$\sum_{\zeta^p=1}(\zeta-1)^n$
I’m not sure that this is the sort of answer you’re hoping for, for the last question, about the speed of convergence to zero of your numbers, but let me put it forward.
The question is purely local, so we may as well consider it over the $p$-adic integers $\mathbb Z_p$. Your number $\zeta-1$ is a prime in the field $K$ of $p$-th roots of unity over $\mathbb Q_p$, so I’ll call it $\pi$. We have $v(\pi)=1/(p-1)$, where I’m using the (additive) valuation $v$ normalized so that $v(p)=1$. We may consider, for each $n$, the $\mathbb Z_p$-polynomial $f_n(X)=\prod_\sigma(X-\sigma\pi^n)$, the product being taken over the $p-1$ elements of the Galois group. This polynomial, if irreducible, is the minimal polynomial for $\pi^n$, though I don’t make any claim of irreducibility. What’s important is that (1) your numbers $z_n$ are the coefficients of $X^{p-2}$, up to sign; and (2) the Newton polygon of $f_n$ consists of a single segment, running from $(0,n)$ to $(p-1,0)$.
Thus $v(z_n)\ge n/(p-1)$.
Many of the results can be easily seen through using a Mahler series expansion as a generating function. Specifically, we have the continuous function $\chi_{p^t\mathbb{Z}_p} :\mathbb{Z}_p \to \{0,1\}$, which is the locally constant indicator function,
$$\chi_{p^t\mathbb{Z}_p}(x) = \begin{cases} 1 & x \in p^t\mathbb{Z}_p \\ 0 & x \not\in p^t\mathbb{Z}_p\end{cases}$$
Clearly, its Mahler series has coefficients $a_n = \nabla^n \chi_{p^t\mathbb{Z}_p}(0)$ in $\mathbb{Z}$,
$$\chi_{p^t\mathbb{Z}_p}(x)=\sum_{n\ge 0} a_n \binom{x}{n}$$
However, notice that we have the alternative representation in $\mathbb{Q}_p(\zeta_{p^t})$,
$$\chi_{p^t\mathbb{Z}_p}(x) = \frac{1}{p^t}\sum_{k=0}^{p^t-1} \zeta_{p^t}^{kx}$$
We can now evaluate its finite differences at $x=0$,
$$\nabla^n \chi_{p^t\mathbb{Z}_p}(0) = \frac{1}{p^t}\sum_{k=0}^{p^t-1}(\zeta_{p^t}^k-1)^n = \frac{z_n}{p^t}$$
At this point, the original question is concerned with the $t=1$ case, but I'll keep the argument general. Because Mahler series representations are unique, the integer (in $\mathbb{Z}$) $a_n = \frac{z_n}{p^t}$ already shows us that $z_n$ is an integer divisible by $p^t$. Furthermore, Mahler series have coefficients that satisfy $\lim_{n \to \infty} |a_n|_p = 0$, so $\lim_{n \to \infty} |z_n|_p\ = 0$.

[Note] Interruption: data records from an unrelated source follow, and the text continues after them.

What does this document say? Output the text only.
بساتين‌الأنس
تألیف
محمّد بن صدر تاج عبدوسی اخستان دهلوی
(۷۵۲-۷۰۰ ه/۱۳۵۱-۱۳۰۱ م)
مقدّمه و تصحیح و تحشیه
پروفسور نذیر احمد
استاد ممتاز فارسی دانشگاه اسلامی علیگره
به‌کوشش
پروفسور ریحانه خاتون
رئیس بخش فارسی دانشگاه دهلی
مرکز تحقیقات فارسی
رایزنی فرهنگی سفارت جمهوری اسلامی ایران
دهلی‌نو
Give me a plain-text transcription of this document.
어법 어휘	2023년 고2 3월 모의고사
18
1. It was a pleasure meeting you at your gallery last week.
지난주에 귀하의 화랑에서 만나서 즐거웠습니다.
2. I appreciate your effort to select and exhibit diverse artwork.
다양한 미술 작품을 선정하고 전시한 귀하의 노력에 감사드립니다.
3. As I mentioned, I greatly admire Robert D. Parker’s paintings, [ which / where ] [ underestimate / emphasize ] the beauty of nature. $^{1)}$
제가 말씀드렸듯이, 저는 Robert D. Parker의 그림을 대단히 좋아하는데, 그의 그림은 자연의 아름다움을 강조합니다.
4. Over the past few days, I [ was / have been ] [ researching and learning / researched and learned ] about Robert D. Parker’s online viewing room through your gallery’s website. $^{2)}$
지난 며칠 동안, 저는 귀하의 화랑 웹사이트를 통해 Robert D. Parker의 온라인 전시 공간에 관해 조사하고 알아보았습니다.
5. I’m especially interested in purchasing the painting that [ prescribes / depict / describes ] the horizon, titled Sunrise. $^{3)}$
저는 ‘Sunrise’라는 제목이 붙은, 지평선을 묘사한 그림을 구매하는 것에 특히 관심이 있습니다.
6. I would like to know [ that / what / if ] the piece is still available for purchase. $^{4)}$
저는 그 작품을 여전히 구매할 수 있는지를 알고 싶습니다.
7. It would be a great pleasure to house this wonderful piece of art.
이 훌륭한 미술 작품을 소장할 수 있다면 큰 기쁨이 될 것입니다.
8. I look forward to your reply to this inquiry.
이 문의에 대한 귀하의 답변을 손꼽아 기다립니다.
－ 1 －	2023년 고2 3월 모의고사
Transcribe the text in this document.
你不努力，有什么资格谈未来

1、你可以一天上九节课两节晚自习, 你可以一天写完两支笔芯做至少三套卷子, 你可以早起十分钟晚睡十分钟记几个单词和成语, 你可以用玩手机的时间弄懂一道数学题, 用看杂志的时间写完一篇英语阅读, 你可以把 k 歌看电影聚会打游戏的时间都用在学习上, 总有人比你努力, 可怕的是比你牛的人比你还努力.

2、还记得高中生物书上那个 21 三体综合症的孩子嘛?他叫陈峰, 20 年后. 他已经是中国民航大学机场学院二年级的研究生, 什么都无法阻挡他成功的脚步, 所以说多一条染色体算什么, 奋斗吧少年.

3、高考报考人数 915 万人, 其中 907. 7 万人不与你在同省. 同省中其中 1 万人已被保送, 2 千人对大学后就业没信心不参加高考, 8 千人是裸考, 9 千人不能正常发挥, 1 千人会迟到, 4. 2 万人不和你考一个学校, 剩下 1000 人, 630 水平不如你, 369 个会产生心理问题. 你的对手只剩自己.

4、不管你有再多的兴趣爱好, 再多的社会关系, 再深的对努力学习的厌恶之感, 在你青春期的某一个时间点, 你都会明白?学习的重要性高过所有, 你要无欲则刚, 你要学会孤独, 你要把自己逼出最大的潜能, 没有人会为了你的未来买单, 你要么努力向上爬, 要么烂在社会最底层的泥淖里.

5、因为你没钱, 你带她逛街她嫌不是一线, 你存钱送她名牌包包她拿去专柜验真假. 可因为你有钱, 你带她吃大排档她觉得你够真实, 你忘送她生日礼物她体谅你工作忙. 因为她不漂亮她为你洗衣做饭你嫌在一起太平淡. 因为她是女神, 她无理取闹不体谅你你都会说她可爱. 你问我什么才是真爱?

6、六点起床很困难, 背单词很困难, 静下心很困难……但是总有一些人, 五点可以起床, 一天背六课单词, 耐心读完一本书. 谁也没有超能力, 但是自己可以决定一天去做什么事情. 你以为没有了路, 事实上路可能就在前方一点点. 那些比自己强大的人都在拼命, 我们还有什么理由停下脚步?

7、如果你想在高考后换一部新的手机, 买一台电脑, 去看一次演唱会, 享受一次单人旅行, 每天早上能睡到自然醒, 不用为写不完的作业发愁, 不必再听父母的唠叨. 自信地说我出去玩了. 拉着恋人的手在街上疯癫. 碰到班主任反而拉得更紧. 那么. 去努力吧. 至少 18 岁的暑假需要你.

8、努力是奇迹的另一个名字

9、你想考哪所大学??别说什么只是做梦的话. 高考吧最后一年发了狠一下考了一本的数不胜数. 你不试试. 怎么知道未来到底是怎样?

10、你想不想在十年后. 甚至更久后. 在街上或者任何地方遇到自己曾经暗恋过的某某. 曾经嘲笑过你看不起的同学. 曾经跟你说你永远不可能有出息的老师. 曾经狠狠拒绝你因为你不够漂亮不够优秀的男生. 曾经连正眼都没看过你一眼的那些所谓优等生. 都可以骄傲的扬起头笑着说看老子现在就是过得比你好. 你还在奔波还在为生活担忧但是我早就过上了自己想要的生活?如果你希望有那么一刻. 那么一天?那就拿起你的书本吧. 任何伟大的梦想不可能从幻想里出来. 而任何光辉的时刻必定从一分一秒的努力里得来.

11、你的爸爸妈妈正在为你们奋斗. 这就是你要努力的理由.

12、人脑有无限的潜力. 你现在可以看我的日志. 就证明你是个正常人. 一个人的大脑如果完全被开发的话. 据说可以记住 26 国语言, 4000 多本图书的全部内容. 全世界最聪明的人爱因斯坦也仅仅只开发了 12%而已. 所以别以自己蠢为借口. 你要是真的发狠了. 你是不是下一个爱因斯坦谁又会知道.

We can also be more precise on the speed of convergence since $\chi_{p\mathbb{Z}_p}$ is strictly differentiable. It implies that $\lim_{n \to \infty} n|a_n|_p = 0 $ so we have,
$$\lim_{n \to \infty} n|z_n|_p = 0 $$
While lying in bed this morning I realized we also get the same formula from the question as well just by the formula for the Mahler coefficients, the characteristic function simply screens out anything that is not a multiple of $p^t$ for us.
$$a_n = \sum_{k=0}^n \binom{n}{k} (-1)^{n-k} \chi_{p^t\mathbb{Z}_p}(k)= \sum_{k=0}^{ \lfloor n/p^t \rfloor} \binom{n}{p^tk} (-1)^{n-p^tk} $$
$$z_n = (-1)^n p^t \sum_{k=0}^{ \lfloor n/p^t \rfloor} \binom{n}{p^tk} (-1)^{pk} $$ The $(-1)^{pk}$ is left to account for the case when $p=2$.